# Hilfe bei Einstellung von neuen Monitor



## Rallyesport (11. Januar 2020)

Hallo,
ich hatte mir vor über zwei Jahren einen Iiyama GB2783QSU gekauft und mit dem von Anfang an Probleme mit Free Sync gehabt.
Von der Bildqualität war ich aber soweit überzeugt, bzw zufrieden. 
Jetzt habe ich mir als Hauptmonitor was neues gekauft, einen Asus TUF Gaming VG32V.
FreeSync funktioniert bei dem tadellos, das Bild ist aber irgendwie unterirdisch. 
Es scheint bei dem keine wirkliche Standardeinstellung zu geben, nur halt vorgefertigte wie Landschaft, Rennspiel, ect.
Bei den meissten voreingestellten Einstellungen kann man auch recht wenig nachregeln, bei dem einen ist die Sättigung gesperrt, bei der anderen die Schärfe und so weiter.
Bei den wenigen Modis bei denen eine händische Einstellung möglich ist, ist die Grundeinstellung aber vollkommen versaut.
Teilweise sind da dunkle Bereiche im Bild wo auf dem alten Iiyama noch viel zu sehen ist, überhaupt nichts zu sehen. 
Da nutzt es auch nichts das Bild heller zu stellen oder am Kontrast zu spielen. 
Da tut sich einfach nichts.
Der HDR Modus ist da noch der brauchbarste, wobei ich von dem auch nicht überzeugt bin.
Teilweise sind die Farben da so blass und verwaschen und irgendwie ist das Bild sehr Hell, obwohl die Helligkeit von mir schon über den Radeon Treiber zurück gedreht wurde.
Also kurz gesagt hatte ich mir da mehr erhofft.
Oder muss ich da vll irgendetwas anders einstellen? 
Pixelformat? Farbtiefe? 
Ich hab keine Ahnung^^
Viele Grüße RS

Achso was auch noch nervig ist, es schaut aus als würde der Monitor oder irgendetwas noch so ein Filter der alles extrem scharf zeichnet drüber legen, die Schrift ect ist teilweise verfärbt und extrem scharf.
Ist schwer zu beschreiben.
Vor allem bei rot oder blau gut zu sehen, da ist ein richtiger Farbsaum hinter den Buchstaben und alles so extrem übersättigt.

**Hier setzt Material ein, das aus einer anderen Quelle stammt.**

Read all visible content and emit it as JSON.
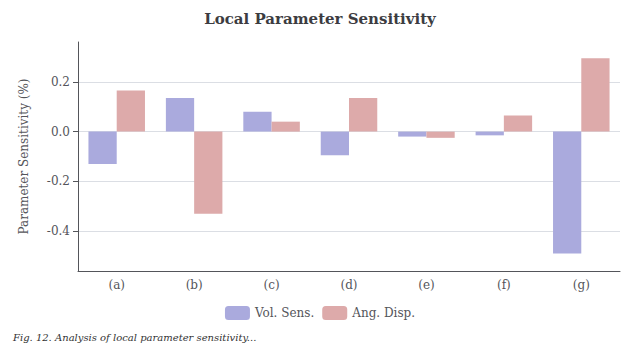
{
  "chart_data": {
    "type": "bar",
    "title": "Local Parameter Sensitivity",
    "ylabel": "Parameter Sensitivity (%)",
    "categories": [
      "(a)",
      "(b)",
      "(c)",
      "(d)",
      "(e)",
      "(f)",
      "(g)"
    ],
    "series": [
      {
        "name": "Vol. Sens.",
        "color": "#aaaadd",
        "values": [
          -0.13,
          0.135,
          0.08,
          -0.095,
          -0.02,
          -0.015,
          -0.49
        ]
      },
      {
        "name": "Ang. Disp.",
        "color": "#ddaaaa",
        "values": [
          0.165,
          -0.33,
          0.04,
          0.135,
          -0.025,
          0.065,
          0.295
        ]
      }
    ],
    "ylim": [
      -0.56,
      0.36
    ],
    "yticks": [
      -0.4,
      -0.2,
      {
        "value": 0,
        "label": "0.0"
      },
      0.2
    ],
    "grid": true,
    "legend": "bottom",
    "caption": "Fig. 12. Analysis of local parameter sensitivity..."
  }
}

Und was bestimmt noch wichtig ist,
das ganze hängt an einem Lindy DP Kabel an einer Vega 64 mit neustem Treiber.


----------



## gekipptes-Bit (11. Januar 2020)

Ich hatte mal einen zu hellen LG_Monitor, da war mit Monitoreinstellungen und durch kalibrieren von Windows kein zufrieden stellendes Ergebnis möglich. Ich hatte einfach verschiedene ICC-Profile von anderen Monitoren installiert und blieb bei einem von HP-Monitor nach kurzer Zeit hängen.
Dieser hatte sehr gute Sättigungswerte, Gamma, Kontrast und Helligkeit ebenso, genau richtig nicht zu grell und für die Augen auch angenehm.


----------



## RNG_AGESA (11. Januar 2020)

die einstellung wird gern übersehen.
ändere YCb zu RGB! 



			Dieser Inhalt steht nur eingeloggten Mitgliedern zur Verfügung.
        



edit: @Radeon
https://www.amd.com/system/files/2018-12/Pixel Format 1.jpg


----------



## JoM79 (11. Januar 2020)

Er hat ne AMD Karte, aber ja, im AMD Treiber gibt es auch ne Einstellung dafür.
Ändert aber auch nix an den dunklen Bereichen und den sonstigen Einstellungen. 
Wie siehts aus mit den Einstellungen für Schärfe, Sättigung, Black Equalizer etc.


----------



## Rallyesport (12. Januar 2020)

Hallo damit hatte ich schon rumgespielt, dummerweise kann ich da nichts mehr umstellen, eben ging das noch, aber jetzt sind die Treiber eigenen Einstellungsmöglichkeiten nicht mehr zu benutzen. 
Ich kann weder was an der Helligkeit oder Kontrast, noch YCb zuRGB wechseln und wie viel Farbtiefe sollte eingestellt sein?
Geht wieder scheint nen Bug im Treiber zu sein, man muss aus dem fenster raus und dann kann man wieder rein.
was ist der Unterschied zwischen YCb und RGB?
Im Netz habe ich die Tage nämlich etwas gefunden, man sollte von HDR auf YCb umschlaten und 10Bit auswählen.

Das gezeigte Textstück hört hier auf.